By placing these newly created organizations under the CMC, the Chinese are confirming that these new structures need close supervision and direction. Further, as proved by the erstwhile logistics support force, effectiveness and integration is better when central organizations are directly controlled by the CMC, rather than being employed through layers of command. 

Various views are being projected on why the SSF was split within years of being touted as the most profound change in the PLA. Some analysts have mentioned that corruption scandals of the rocket force could be the reason. This may be partially true as technology dominated organizations demand high investment which provide incentive for corruption. Hence, by placing them under the CMC, a direct check could be maintained.

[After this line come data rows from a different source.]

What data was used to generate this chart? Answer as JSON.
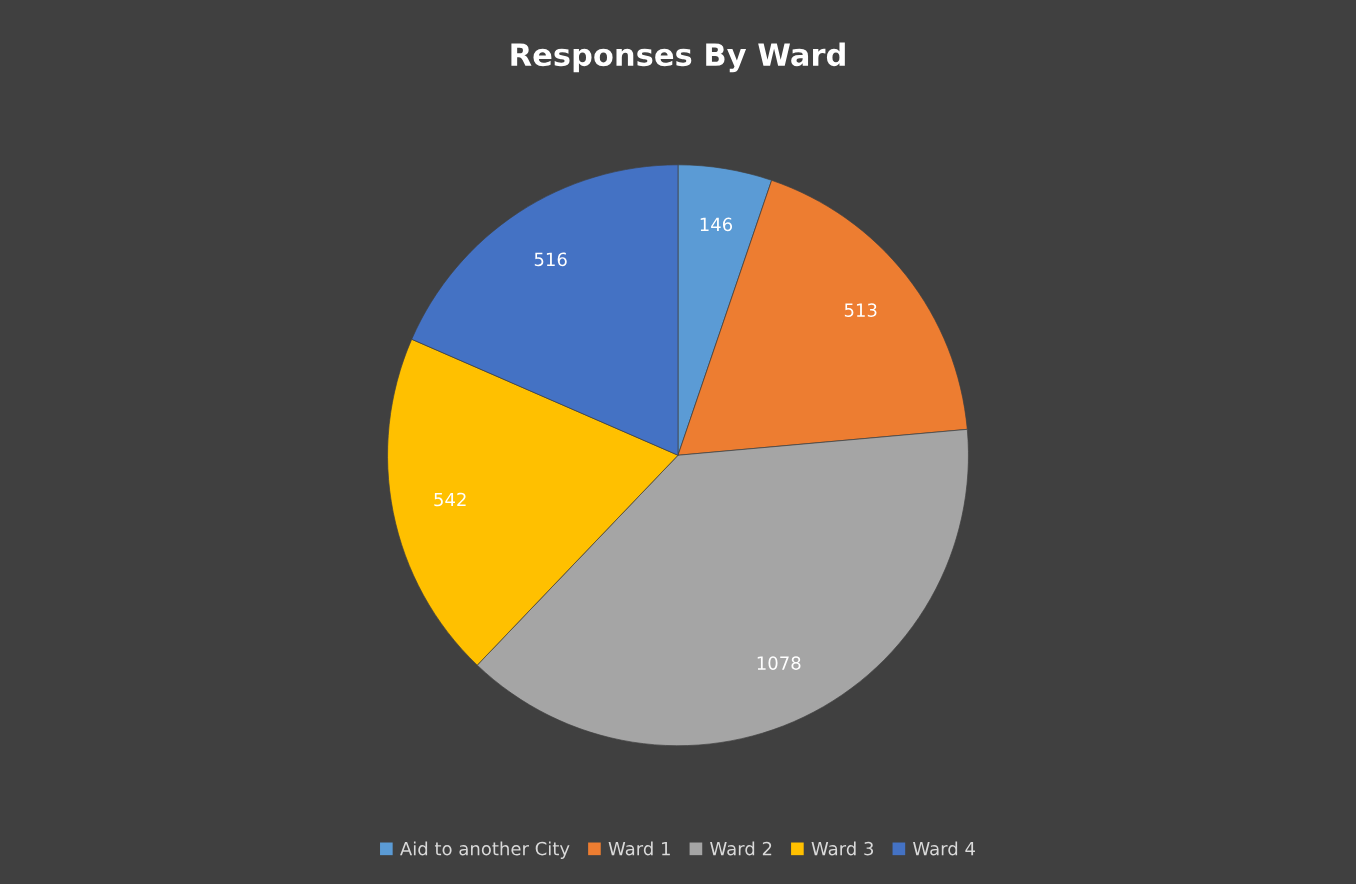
{
  "chart_data": {
    "type": "pie",
    "title": "Responses By Ward",
    "categories": [
      "Aid to another City",
      "Ward 1",
      "Ward 2",
      "Ward 3",
      "Ward 4"
    ],
    "values": [
      146,
      513,
      1078,
      542,
      516
    ],
    "colors": [
      "#5b9bd5",
      "#ed7d31",
      "#a5a5a5",
      "#ffc000",
      "#4472c4"
    ],
    "data_labels": true,
    "legend": "bottom"
  }
}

The second reason being touted is the balloon incident of Jan-Feb 2023. A Chinese unguided surveillance balloon, carrying monitoring equipment was shot down over continental US by fighter aircraft at a height of 65,000 ft. The Chinese claimed it veered off course while the US insisted it was on an intelligence gathering mission.

It led to deterioration in ties between the two nations. The launching and monitoring of the ballon would have been the responsibility of the SSF and under it the aerospace force. There are reports that Xi did not take kindly to this lapse. Closer monitoring by the CMC would prevent such reoccurrences.

The third possible reason being mentioned is lessons from ongoing conflicts in Ukraine and Gaza. In these conflicts projecting the correct narrative is essential in order to gain ascendancy over the opposition. India has experienced Chinese information warfare aimed at defending its claims over Arunachal. Renaming parts of the state with Chinese names and projecting its views on multiple media networks is ongoing.

Similar has been the experience of nations competing with China over shoals in the South and East China seas. These operations will now be spearheaded by the ISF. Similarly, cyber and space are domains which can no longer be ignored.

India also possesses its own cyber and space commands, which operate in close conjunction with specialist organizations including ISRO and DRDO. The Indian air chief, Air Chief Marshal V R Chaudhari, mentioned at a recent conference, ‘The traditional boundaries of the land, sea, air, cyber and space domains are increasingly becoming blurred, bringing about a paradigm shift in war fighting.’

Currently China’s relations with most of its neighbours are at an ebb as also are its relations with the US. It is aware that at some stage it would have to act against Taiwan or possibly India. It would then need to project the right narrative to justify its actions as also support ground operations by cyberattacks and exploitation of space. It is possibly with this view that China has restructured its SSF into three different verticals.